This verse is taken from:
Hebrews 10. 1-18
Having stated the finality of the sacrifice of Christ the writer reverts to the ineffectiveness of the Levitical sacrifices. Their ceaseless repetition indicated their inability to save. The offerers still were loaded with the burden of guilt and had no direct access to God’s presence. So the sacrifices continued. What they did do was create a remembrance of sins, the conscience of the offerer becoming aware of the reality of sins, which called for a propitiation which annual, animal sacrifices could never provide. These sacrifices could not meet the need of sinful men, v. 4, neither did God have any pleasure in them, vv. 6, 8. The offering of insensible beasts could never furnish a foundation on which God’s justice could finally find satisfaction and provide the basis for the dispensing of His mercy. God’s will with regard to sacrifice would be fulfilled when Someone sinless, and thus qualified, in the freedom of His own moral choice, would appear and devote Himself to doing God’s will, even to the sacrifice of Himself.

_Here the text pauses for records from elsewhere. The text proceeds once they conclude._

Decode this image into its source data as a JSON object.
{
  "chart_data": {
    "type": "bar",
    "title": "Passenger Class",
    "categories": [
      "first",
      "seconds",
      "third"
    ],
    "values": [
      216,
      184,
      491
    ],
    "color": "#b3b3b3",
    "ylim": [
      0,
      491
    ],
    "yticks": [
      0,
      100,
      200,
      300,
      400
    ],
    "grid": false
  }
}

We are allowed to hear the divine counsels concerning the provision of such a sacrifice. He who speaks has come to sacrifice Himself. His coming was not with a view to His incarnation only, but to His atoning sacrifice. The thought of entire willingness to obey the will of God on the part of the Son is expanded into the preparation of a body for absolute surrender to that will. Psalm 40’s ‘mine ears hast thou opened’, v. 6, is given as ‘a body hast thou prepared me’, Heb. 10. 5, following the Septuagint version. The psalm gives the thought of a listening ear, cp. Isa. 50. 5. The phrase in Isaiah 50, ‘I was not rebellious, neither turned away back’ strengthens the thought of willingness and obedience. The body prepared by the Father for the Son was the instrument of His self-surrender and devoted submission to the Father’s will. This was no unthinking sacrifice. He saw the horror of sin as no one else: in its dark rebellion against God and its results for man. He knew what He had to do about it - He offered Himself. Majestically He proclaims, ‘I come . . . to do thy will’. There was no uncertainty as to the competence of the sacrifice; there would be no doubt about the fulfilment of God’s will.